Improving your diet with healthier choices could add 13 years to your life
You are what you eat, but does that old adage also imply how long you'll be alive?
New research suggests that changing your diet and choosing to eat healthier could add to 13 years to your life. Especially if you start when you're younger. The original study was published on Tuesday in the journal PLOS Medicine.
Choose vegetables over red meat
According to the study, replacing a typical Western diet that usually consists of red meat and processed foods with a healthier diet with more fruits, vegetables, legumes, whole grains, and nuts could help lengthen a man's or a woman's life expectancy.
The results show that by practicing an optimal diet at the age of 20, a woman could indeed increase her lifespan by over 10 years, and a man by 13 years.

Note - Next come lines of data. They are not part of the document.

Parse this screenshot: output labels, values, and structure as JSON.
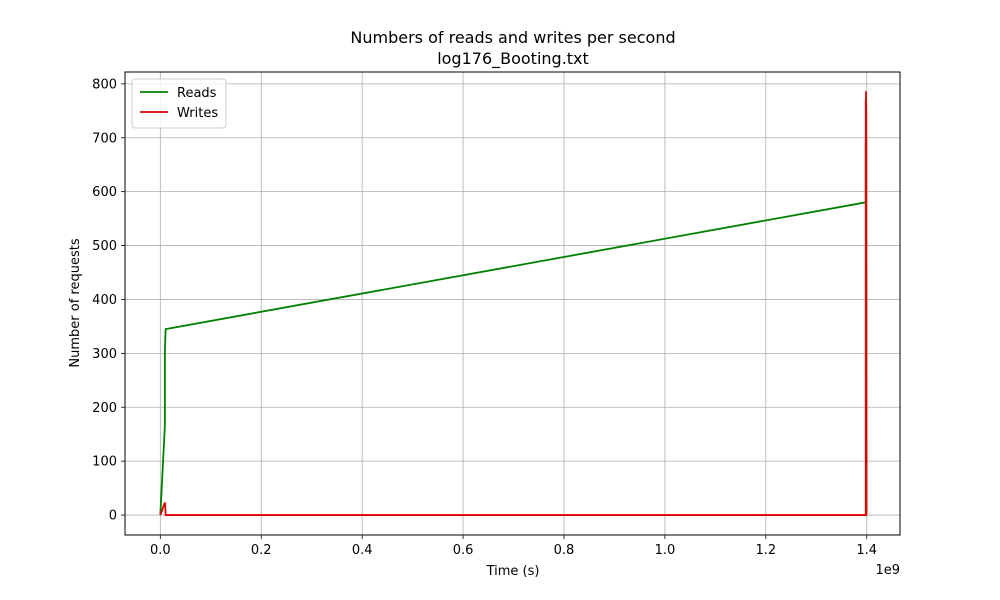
{
  "chart_data": {
    "type": "line",
    "title": "Numbers of reads and writes per second",
    "subtitle": "log176_Booting.txt",
    "xlabel": "Time (s)",
    "ylabel": "Number of requests",
    "x_offset_label": "1e9",
    "xlim": [
      -0.07,
      1.4659
    ],
    "ylim": [
      -37,
      822
    ],
    "x_ticks": [
      0.0,
      0.2,
      0.4,
      0.6,
      0.8,
      1.0,
      1.2,
      1.4
    ],
    "x_tick_labels": [
      "0.0",
      "0.2",
      "0.4",
      "0.6",
      "0.8",
      "1.0",
      "1.2",
      "1.4"
    ],
    "y_ticks": [
      0,
      100,
      200,
      300,
      400,
      500,
      600,
      700,
      800
    ],
    "y_tick_labels": [
      "0",
      "100",
      "200",
      "300",
      "400",
      "500",
      "600",
      "700",
      "800"
    ],
    "grid": true,
    "legend_position": "top-left",
    "series": [
      {
        "name": "Reads",
        "color": "#008000",
        "x": [
          0.0,
          0.009,
          0.009,
          0.0105,
          1.397,
          1.398,
          1.398,
          1.399,
          1.399,
          1.3995
        ],
        "y": [
          0,
          165,
          300,
          345,
          580,
          580,
          690,
          560,
          700,
          0
        ]
      },
      {
        "name": "Writes",
        "color": "#e00000",
        "x": [
          0.0,
          0.0085,
          0.0095,
          0.0105,
          1.3975,
          1.398,
          1.398,
          1.3985,
          1.3985,
          1.399,
          1.399,
          1.3995
        ],
        "y": [
          0,
          22,
          22,
          0,
          0,
          0,
          770,
          0,
          785,
          0,
          760,
          0
        ]
      }
    ]
  }
}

Though starting young substantially helps span people's life expectancies, switching to a healthier diet could help older adults as well. The study states that a woman that starts at 60, could add eight years to her life and a man that does the same could get an extra nine years.
It's never late to switch it up
A mainly plant-based diet could even work for 80-year-olds, the study said: Men and women could gain about 3.5 years from a diet change.
The study team from Norway used the data from the Global Burden of Disease study, a database that tracks 286 causes of death, 369 diseases and injuries, and 87 risk factors in 204 countries and territories around the world to model the diet changes' effect. The created model is also now available as a publicly available online tool called the Food4HealthyLife calculator.
And the highest contributing factors to a higher life expectancy were found to be legumes, which include beans, peas, and lentils, whole grains, and nuts such as walnuts, almonds, pecans, and pistachios, the study says.
The aforementioned nuts, seeds, legumes, and whole grains contain healthy fats, vitamins, minerals, and antioxidants, in addition to proteins, that are linked with a lower risk of chronic diseases.
While red meat and processed foods increase health risks, including coronary heart disease and bowel cancer, it's only natural that the study found eating less red meat and processed meat such as bacon, sausage, and preserved deli meats was also linked to a longer life.
A healthier option to swap red and processed meats with could be fish and plant-based proteins which include soybeans, chickpeas, lentils, tofu, nuts, seeds, and whole grains like quinoa, in addition to high-protein vegetables like broccoli.
Aside from adding years to your lifespan, changing your eating habits with plant-based options could be beneficial for the environment and a sigh of relief for our animal friends as well.